Gli infortuni al legamento crociato anteriore (LCA) sono un problema di salute molto serio per il calciatore e la calciatrice e negli ultimi anni si è assistito a un incremento di questi infortuni (1). È stato dimostrato che fino al 50% del totale degli infortuni al LCA che avvengono nel maschio e nella femmina siano prevenibili (2).

 

Il primo passo nella prevenzione di un infortunio consiste nella comprensione del meccanismo con cui questo infortunio avviene, pertanto il Gruppo Medico Isokinetic ha condotto uno studio scientifico con questo obiettivo: descrivere i meccanismi di infortunio nei calciatori professionisti di Serie A e Serie B nel corso di 10 stagioni sportive.

 

Sono stati studiati oltre 134 infortuni al LCA avvenuti tra la stagione 2008/2009 e la stagione 2018/2019, descrivendo come, dove e quando questi siano avvenuti.
È stata recentemente pubblicata sul British Journal of Sports Medicine un’infografica che riassume i risultati dello studio (Fig.1).

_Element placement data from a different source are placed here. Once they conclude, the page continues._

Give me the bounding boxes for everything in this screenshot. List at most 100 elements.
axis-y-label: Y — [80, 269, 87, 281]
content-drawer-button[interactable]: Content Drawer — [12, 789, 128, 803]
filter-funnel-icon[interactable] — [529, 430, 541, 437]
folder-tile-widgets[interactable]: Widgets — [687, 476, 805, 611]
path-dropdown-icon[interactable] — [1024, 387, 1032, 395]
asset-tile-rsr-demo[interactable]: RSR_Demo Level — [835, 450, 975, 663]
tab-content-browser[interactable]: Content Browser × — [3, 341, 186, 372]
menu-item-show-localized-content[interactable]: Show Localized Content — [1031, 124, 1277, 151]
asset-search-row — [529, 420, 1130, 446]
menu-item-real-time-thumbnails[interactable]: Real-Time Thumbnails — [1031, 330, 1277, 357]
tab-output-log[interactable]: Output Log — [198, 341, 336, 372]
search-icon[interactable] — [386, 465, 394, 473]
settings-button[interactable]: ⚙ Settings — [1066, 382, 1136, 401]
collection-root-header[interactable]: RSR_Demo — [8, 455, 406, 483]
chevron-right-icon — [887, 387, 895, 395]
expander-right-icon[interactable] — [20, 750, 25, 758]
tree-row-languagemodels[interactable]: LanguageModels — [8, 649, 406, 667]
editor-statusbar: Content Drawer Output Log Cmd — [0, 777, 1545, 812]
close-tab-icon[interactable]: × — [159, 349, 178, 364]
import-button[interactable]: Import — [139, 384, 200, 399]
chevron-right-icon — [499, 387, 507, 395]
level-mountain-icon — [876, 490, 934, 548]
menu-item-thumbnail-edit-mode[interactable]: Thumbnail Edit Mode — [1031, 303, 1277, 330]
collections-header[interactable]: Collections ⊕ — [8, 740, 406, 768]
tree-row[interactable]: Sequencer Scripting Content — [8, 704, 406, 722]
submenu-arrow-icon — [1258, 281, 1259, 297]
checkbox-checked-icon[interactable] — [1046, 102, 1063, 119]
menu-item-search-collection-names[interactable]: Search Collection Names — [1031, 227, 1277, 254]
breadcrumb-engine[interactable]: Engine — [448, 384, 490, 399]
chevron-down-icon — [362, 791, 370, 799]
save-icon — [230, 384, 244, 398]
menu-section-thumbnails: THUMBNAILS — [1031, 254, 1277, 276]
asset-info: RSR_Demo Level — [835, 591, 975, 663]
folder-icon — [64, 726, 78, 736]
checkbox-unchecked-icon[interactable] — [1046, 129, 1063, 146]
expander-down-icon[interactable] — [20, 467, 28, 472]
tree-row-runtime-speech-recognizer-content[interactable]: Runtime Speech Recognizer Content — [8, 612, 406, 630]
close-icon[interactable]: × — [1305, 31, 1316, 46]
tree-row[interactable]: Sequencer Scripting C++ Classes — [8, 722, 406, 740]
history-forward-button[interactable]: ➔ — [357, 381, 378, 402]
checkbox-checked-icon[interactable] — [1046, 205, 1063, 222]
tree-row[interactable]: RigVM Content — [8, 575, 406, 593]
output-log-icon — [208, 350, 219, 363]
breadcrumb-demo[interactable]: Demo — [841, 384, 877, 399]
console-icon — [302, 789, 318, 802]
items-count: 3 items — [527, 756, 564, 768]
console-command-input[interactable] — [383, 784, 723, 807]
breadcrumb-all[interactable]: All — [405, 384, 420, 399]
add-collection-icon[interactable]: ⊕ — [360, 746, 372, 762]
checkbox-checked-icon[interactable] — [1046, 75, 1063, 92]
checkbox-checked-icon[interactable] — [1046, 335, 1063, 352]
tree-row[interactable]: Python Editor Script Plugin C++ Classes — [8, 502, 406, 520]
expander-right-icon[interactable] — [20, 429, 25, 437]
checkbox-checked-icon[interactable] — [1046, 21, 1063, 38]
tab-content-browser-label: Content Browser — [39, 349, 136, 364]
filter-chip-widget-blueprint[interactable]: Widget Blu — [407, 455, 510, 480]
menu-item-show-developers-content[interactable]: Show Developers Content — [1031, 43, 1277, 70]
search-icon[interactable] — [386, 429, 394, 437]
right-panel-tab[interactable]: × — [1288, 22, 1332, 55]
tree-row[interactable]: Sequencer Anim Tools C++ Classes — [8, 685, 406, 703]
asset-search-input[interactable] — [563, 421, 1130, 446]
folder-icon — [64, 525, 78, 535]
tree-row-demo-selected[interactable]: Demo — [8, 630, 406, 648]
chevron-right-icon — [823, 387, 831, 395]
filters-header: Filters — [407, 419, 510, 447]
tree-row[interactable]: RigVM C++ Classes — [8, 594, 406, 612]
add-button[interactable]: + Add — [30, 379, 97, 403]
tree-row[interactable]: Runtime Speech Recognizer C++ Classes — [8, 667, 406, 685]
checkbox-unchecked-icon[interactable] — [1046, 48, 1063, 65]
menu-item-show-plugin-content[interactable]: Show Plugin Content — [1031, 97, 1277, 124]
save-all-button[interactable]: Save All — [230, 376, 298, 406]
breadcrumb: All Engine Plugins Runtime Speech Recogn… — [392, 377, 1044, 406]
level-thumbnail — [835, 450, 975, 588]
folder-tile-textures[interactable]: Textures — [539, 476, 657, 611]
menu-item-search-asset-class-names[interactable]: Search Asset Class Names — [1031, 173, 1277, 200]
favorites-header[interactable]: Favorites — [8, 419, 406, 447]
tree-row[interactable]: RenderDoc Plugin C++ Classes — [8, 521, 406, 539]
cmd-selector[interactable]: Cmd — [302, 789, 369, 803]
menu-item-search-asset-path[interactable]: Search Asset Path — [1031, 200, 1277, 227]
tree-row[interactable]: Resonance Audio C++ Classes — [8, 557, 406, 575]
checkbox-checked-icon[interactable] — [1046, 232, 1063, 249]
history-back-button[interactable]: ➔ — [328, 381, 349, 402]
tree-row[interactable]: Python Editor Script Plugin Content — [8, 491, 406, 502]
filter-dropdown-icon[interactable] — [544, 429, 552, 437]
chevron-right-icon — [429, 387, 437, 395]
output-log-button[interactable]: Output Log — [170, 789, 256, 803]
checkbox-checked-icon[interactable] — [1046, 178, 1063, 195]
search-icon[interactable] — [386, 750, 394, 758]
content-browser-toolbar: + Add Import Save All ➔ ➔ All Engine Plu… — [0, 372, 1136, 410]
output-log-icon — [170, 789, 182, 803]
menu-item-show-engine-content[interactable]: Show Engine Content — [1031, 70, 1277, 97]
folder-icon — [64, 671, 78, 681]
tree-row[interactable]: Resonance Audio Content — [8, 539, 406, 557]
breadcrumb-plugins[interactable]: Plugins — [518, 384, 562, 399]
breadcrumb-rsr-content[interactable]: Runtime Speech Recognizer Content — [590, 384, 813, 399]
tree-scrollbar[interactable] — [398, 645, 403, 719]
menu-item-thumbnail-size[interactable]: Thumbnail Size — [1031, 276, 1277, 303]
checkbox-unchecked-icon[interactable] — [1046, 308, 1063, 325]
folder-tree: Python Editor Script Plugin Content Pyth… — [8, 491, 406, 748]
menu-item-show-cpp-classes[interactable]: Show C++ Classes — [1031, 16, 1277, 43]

Fig.1 Analisi video sistematica degli infortuni al LCA nel calcio professionistico maschile (infografica)

 

A proposito del meccanismo di infortunio, lo studio ha mostrato che l’88% degli infortuni al LCA nel calciatore – quasi 9 su 10 – avviene senza un contatto diretto al ginocchio, quindi è potenzialmente prevenibile. Solo il 12% degli infortuni dipende da un contatto diretto avvenuto a livello del ginocchio.

 

Negli infortuni da contatto indiretto è stato rilevato un ruolo decisivo delle perturbazioni meccaniche (Fig. 2): spinte, contrasti di gioco indirizzati soprattutto al tronco del giocatore che ne hanno portato all’infortunio.

Fig. 2 Esempio di infortunio da contatto indiretto da perturbazione meccanica

 

Negli infortuni da non contatto è stato rilevato un ruolo decisivo delle perturbazioni neurocognitive (Fig. 3), ovvero una “distrazione cognitiva” determinata ad esempio da una finta di gioco dell’avversario, con conseguente assunzione di una posizione a rischio da parte del giocatore poi infortunato.

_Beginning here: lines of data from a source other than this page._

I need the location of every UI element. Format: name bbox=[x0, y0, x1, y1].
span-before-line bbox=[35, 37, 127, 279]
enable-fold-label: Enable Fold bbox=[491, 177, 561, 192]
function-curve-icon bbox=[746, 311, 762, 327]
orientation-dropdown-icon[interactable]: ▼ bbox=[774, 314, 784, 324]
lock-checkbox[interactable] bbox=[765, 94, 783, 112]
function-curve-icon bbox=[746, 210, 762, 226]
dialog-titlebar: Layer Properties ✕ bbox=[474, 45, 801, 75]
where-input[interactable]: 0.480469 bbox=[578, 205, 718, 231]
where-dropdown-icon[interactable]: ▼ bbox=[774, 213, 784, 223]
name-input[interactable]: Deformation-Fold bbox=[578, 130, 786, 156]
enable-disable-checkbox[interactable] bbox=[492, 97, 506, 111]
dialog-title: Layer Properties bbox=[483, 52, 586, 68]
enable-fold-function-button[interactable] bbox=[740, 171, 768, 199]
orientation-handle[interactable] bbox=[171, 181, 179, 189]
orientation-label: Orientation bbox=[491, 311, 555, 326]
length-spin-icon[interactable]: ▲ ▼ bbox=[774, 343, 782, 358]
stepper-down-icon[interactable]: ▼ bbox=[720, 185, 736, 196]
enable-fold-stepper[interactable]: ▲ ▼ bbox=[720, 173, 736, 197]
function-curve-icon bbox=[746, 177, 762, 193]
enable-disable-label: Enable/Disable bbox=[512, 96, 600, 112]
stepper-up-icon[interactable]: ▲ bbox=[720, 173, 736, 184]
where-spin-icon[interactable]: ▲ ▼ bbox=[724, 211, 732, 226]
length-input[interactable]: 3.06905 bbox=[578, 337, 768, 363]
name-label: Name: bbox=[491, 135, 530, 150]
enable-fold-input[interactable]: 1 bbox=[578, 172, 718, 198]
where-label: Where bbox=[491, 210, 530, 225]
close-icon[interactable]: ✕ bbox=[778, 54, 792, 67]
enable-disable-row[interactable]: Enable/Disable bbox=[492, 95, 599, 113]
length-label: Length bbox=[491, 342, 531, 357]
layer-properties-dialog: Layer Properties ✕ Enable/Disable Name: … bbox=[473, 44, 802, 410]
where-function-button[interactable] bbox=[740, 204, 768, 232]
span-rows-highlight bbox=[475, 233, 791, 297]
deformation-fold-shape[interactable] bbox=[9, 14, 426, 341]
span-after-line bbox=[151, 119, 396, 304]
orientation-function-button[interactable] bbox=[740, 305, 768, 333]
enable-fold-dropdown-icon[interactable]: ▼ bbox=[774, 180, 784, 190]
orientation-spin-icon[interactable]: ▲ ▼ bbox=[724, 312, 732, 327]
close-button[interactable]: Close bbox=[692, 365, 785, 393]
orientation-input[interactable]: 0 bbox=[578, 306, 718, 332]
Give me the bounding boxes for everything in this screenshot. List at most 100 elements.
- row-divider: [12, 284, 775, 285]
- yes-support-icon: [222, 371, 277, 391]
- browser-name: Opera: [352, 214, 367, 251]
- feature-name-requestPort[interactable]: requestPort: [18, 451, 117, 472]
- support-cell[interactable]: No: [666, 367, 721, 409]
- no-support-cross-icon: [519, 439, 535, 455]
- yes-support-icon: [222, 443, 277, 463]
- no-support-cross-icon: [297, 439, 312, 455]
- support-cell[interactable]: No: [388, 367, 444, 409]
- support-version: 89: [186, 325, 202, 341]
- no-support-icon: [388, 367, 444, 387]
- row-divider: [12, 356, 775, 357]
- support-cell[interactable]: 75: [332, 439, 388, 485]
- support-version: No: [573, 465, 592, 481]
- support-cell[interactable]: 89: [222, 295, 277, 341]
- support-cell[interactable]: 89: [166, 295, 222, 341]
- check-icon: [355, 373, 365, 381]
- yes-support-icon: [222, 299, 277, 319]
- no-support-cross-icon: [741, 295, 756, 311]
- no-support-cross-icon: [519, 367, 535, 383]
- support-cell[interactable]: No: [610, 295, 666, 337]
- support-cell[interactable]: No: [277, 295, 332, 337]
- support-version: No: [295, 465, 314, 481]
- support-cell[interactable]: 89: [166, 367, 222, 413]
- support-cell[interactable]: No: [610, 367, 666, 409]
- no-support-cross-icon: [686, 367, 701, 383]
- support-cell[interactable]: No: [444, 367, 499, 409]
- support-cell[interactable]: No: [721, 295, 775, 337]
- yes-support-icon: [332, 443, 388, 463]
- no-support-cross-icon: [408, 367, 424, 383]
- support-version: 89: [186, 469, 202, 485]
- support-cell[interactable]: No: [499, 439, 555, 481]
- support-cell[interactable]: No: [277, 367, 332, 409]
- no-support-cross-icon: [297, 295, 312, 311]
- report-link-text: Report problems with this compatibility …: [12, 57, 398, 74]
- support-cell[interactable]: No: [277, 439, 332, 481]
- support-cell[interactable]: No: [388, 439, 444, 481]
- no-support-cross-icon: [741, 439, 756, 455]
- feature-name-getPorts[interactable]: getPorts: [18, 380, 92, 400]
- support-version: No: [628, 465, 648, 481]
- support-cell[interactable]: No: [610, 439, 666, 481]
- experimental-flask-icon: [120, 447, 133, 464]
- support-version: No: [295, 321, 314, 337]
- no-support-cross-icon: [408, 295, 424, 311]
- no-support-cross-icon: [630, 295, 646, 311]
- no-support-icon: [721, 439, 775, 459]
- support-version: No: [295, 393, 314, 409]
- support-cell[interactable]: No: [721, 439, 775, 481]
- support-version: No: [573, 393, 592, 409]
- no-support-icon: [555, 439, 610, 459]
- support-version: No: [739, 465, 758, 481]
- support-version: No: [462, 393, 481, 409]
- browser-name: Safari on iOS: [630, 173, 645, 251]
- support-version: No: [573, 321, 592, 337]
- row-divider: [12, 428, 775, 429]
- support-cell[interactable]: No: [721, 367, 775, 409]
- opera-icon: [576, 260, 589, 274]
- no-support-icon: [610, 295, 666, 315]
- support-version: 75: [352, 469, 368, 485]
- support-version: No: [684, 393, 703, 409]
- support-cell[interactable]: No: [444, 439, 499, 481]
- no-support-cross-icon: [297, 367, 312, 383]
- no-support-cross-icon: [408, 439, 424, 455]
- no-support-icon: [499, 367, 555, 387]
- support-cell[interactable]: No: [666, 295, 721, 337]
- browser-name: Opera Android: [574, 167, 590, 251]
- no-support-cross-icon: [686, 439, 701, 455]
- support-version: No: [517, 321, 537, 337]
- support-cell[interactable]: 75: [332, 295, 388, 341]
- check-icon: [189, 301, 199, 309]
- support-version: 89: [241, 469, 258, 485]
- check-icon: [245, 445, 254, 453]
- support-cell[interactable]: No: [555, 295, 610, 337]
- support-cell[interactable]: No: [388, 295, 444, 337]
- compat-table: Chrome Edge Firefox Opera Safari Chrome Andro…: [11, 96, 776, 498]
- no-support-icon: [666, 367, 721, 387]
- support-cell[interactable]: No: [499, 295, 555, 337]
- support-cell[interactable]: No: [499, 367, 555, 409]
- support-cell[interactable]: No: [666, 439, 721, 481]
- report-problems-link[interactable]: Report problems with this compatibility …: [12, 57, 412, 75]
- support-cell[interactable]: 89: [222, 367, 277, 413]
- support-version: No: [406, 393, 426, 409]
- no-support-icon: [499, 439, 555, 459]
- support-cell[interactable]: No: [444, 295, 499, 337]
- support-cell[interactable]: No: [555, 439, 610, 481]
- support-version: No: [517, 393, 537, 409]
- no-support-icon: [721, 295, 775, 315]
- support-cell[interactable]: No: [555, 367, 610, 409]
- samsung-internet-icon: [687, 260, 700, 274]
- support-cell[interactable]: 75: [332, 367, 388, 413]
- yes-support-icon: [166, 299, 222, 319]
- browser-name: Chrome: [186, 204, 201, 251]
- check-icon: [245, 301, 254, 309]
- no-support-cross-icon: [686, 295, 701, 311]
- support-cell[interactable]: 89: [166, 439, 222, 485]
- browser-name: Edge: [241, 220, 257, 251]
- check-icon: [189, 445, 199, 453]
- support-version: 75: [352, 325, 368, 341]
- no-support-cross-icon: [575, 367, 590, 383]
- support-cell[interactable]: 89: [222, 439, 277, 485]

Fig. 3 Esempio di infortunio da non contatto con perturbazione neurocognitiva

 

A proposito delle situazioni di gioco nelle quali avviene l’infortunio al LCA, lo studio ha mostrato che 2 infortuni su 3 (68%) avvengono in situazione difensiva. Quattro situazioni principali sono state identificate:

– Pressing con contrasto
– Contrasto ricevuto
– Recupero dell’equilibrio dopo il calcio
– Atterraggio dopo un salto

Ecco un esempio di infortuni avvenuti in situazioni difensive di pressing/contrasto:

 

Di seguito gli esempi di infortuni avvenuti dopo un contrasto ricevuto:

 

Dal punto di vista della prevenzione, è molto importante sapere che il più frequente meccanismo di infortunio è il ginocchio valgo dinamico, il ginocchio che ruota e “cede” verso l’interno (Fig. 4). Esistono strategie di esercizio ed allenamento utili per ridurre in modo significativo il rischio di infortunio con questo meccanismo.

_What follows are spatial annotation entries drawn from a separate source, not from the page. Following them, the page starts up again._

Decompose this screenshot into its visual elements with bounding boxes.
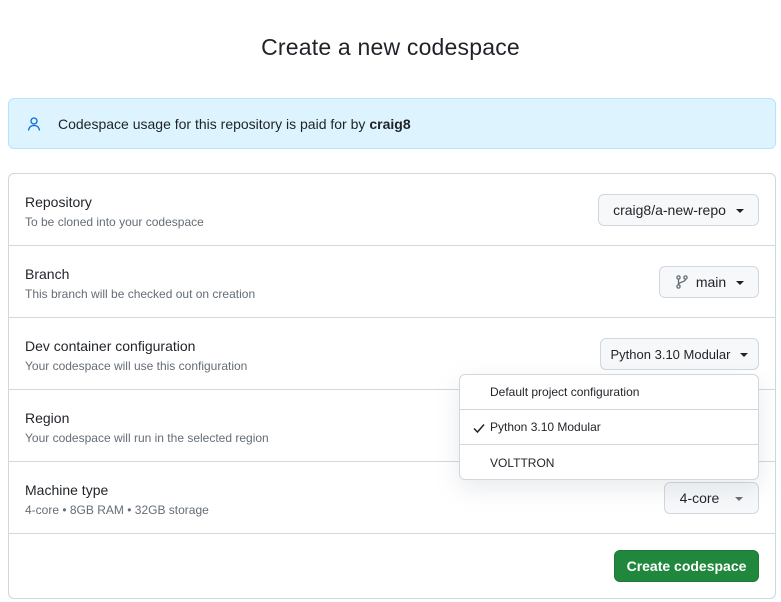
- repository-row: Repository To be cloned into your codesp…: [9, 174, 775, 246]
- branch-row: Branch This branch will be checked out o…: [9, 246, 775, 318]
- repository-select[interactable]: craig8/a-new-repo: [598, 194, 759, 226]
- caret-down-icon: [740, 352, 749, 357]
- notice-owner: craig8: [369, 115, 411, 132]
- devcontainer-title: Dev container configuration: [25, 338, 196, 354]
- branch-title: Branch: [25, 266, 70, 282]
- devcontainer-select-label: Python 3.10 Modular: [610, 346, 731, 362]
- caret-down-icon: [736, 280, 745, 285]
- page-title: Create a new codespace: [261, 34, 520, 60]
- machine-title: Machine type: [25, 482, 109, 498]
- branch-subtitle: This branch will be checked out on creat…: [25, 287, 256, 301]
- caret-down-icon: [735, 208, 744, 213]
- notice-text: Codespace usage for this repository is p…: [58, 115, 366, 132]
- devcontainer-subtitle: Your codespace will use this configurati…: [25, 359, 248, 373]
- dropdown-option-label: Default project configuration: [490, 385, 640, 399]
- machine-select-label: 4-core: [679, 490, 720, 506]
- repository-subtitle: To be cloned into your codespace: [25, 215, 204, 229]
- branch-select[interactable]: main: [659, 266, 759, 298]
- devcontainer-dropdown-menu: Default project configuration Python 3.1…: [459, 374, 759, 480]
- repository-title: Repository: [25, 194, 92, 210]
- repository-select-label: craig8/a-new-repo: [613, 202, 726, 218]
- dropdown-option-volttron[interactable]: VOLTTRON: [460, 445, 758, 480]
- machine-subtitle: 4-core • 8GB RAM • 32GB storage: [25, 503, 209, 517]
- dropdown-option-python[interactable]: Python 3.10 Modular: [460, 410, 758, 445]
- devcontainer-select[interactable]: Python 3.10 Modular: [600, 338, 759, 370]
- create-codespace-button[interactable]: Create codespace: [614, 550, 759, 582]
- person-icon: [26, 116, 42, 132]
- branch-select-label: main: [695, 274, 727, 290]
- machine-select[interactable]: 4-core: [664, 482, 759, 514]
- git-branch-icon: [674, 274, 690, 290]
- check-icon: [472, 421, 486, 435]
- region-title: Region: [25, 410, 70, 426]
- region-subtitle: Your codespace will run in the selected …: [25, 431, 269, 445]
- dropdown-option-label: Python 3.10 Modular: [490, 420, 601, 434]
- caret-down-icon: [735, 496, 744, 501]
- dropdown-option-default[interactable]: Default project configuration: [460, 375, 758, 410]
- billing-notice: Codespace usage for this repository is p…: [8, 98, 776, 149]
- dropdown-option-label: VOLTTRON: [490, 455, 555, 470]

Fig. 4 Meccanismo di infortunio al LCA con ginocchio valgo dinamico

 

Il 67% degli infortuni al LCA è avvenuto in fase difensiva, soprattutto all’interno della propria area di rigore e lungo le zone laterali del campo: in queste aree sono più frequenti i duelli e le decelerazioni improvvise (nell’immagine sottostante, in blu gli infortuni avvenuti in fase difensiva, in rosso quelli avvenuti in fase offensiva).

 

Sembra che la fatica accumulata nel corso della partita non determini un maggiore rischio di infortunio: il 67% degli infortuni avviene nel primo tempo, il 25% nei primi 15 minuti di gioco.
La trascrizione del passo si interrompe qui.